見せてきたのは、小さい宝石のような紫色の物体。月明りを乱反射してきらきらと輝いているように見える。見ているぶんにはただの宝石にしか見えないが、掌越しに感じる僅かな魔力の波動を鑑みると、魔石のようだ。色が濃いことに加えて透き通っているため高純度の魔石だと予想できるが、しかし、ここまでの極小サイズだと小型系の魔物だとしても採れないはずだ。だとすれば、これは誰かの手によって削られたのか、それとも……想像通りこれ自体が古代の遺物であるか。だが、いまある情報だけではこの物体が何かを判断することはできなかった。
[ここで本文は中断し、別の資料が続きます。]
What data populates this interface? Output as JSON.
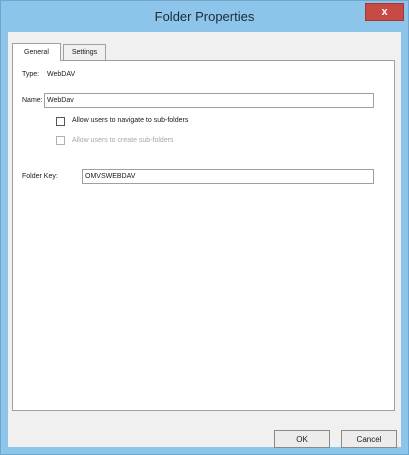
{
  "window": {
    "title": "Folder Properties",
    "close_glyph": "x"
  },
  "tabs": [
    {
      "label": "General",
      "active": true
    },
    {
      "label": "Settings",
      "active": false
    }
  ],
  "general": {
    "type_label": "Type:",
    "type_value": "WebDAV",
    "name_label": "Name:",
    "name_value": "WebDav",
    "allow_navigate_label": "Allow users to navigate to sub-folders",
    "allow_navigate_checked": false,
    "allow_create_label": "Allow users to create sub-folders",
    "allow_create_checked": false,
    "allow_create_enabled": false,
    "folder_key_label": "Folder Key:",
    "folder_key_value": "OMVSWEBDAV"
  },
  "buttons": {
    "ok": "OK",
    "cancel": "Cancel"
  },
  "colors": {
    "frame": "#8cc4ea",
    "close_button": "#c74a44"
  }
}
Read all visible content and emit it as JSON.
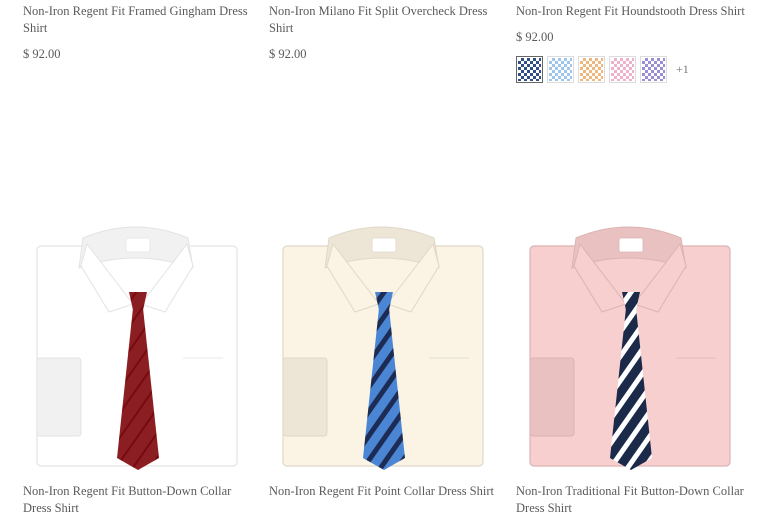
{
  "products_top": [
    {
      "title": "Non-Iron Regent Fit Framed Gingham Dress Shirt",
      "price": "$ 92.00"
    },
    {
      "title": "Non-Iron Milano Fit Split Overcheck Dress Shirt",
      "price": "$ 92.00"
    },
    {
      "title": "Non-Iron Regent Fit Houndstooth Dress Shirt",
      "price": "$ 92.00",
      "swatches": [
        {
          "name": "navy houndstooth",
          "color": "#2f4f86"
        },
        {
          "name": "light blue houndstooth",
          "color": "#9cc6ee"
        },
        {
          "name": "orange houndstooth",
          "color": "#f0b77c"
        },
        {
          "name": "pink houndstooth",
          "color": "#efb0cc"
        },
        {
          "name": "lavender houndstooth",
          "color": "#9b8dd6"
        }
      ],
      "more_swatches": "+1"
    }
  ],
  "products_bottom": [
    {
      "title": "Non-Iron Regent Fit Button-Down Collar Dress Shirt",
      "shirt_color": "#ffffff",
      "tie_color": "#8b1e22"
    },
    {
      "title": "Non-Iron Regent Fit Point Collar Dress Shirt",
      "shirt_color": "#fbf4e4",
      "tie_color": "#4a86d4"
    },
    {
      "title": "Non-Iron Traditional Fit Button-Down Collar Dress Shirt",
      "shirt_color": "#f8cfcf",
      "tie_color": "#1c2a4a"
    }
  ]
}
はあ、と息を吐いた。隣で俺の掌中の物体を眺めていたエリアに、俺は謝る。
「すまない、エリア。任せてくれたのに取り逃がしてしまった。収穫は謎の物体、これだけだ」
やるせない気持ちの俺にリアは優しい言葉をくれた。
「落ち込む必要はないぞ。あの場で捕縛できなかったのは妾の魔法であるからの。それに……」
「それに?」
「……まあよい。ひとまずエイジのおかげで危機は脱した。それでよいじゃろ?」
エリアは俺の目を見て、ふわりと微笑んだ。そこに先ほどまでの恐怖や絶望は感じられなかった。
「そうだな。――よし、寒くなってきたし、とりあえず戻るか」
彼女ははっきり頷いた。
冷たい空気がエリアの長い髪を揺らした。既に冬は到来している。
光を否定する存在。真理は決して晴れぬ心の濁流。覆え煙霧濛濛の無窮牢。絶念の霧。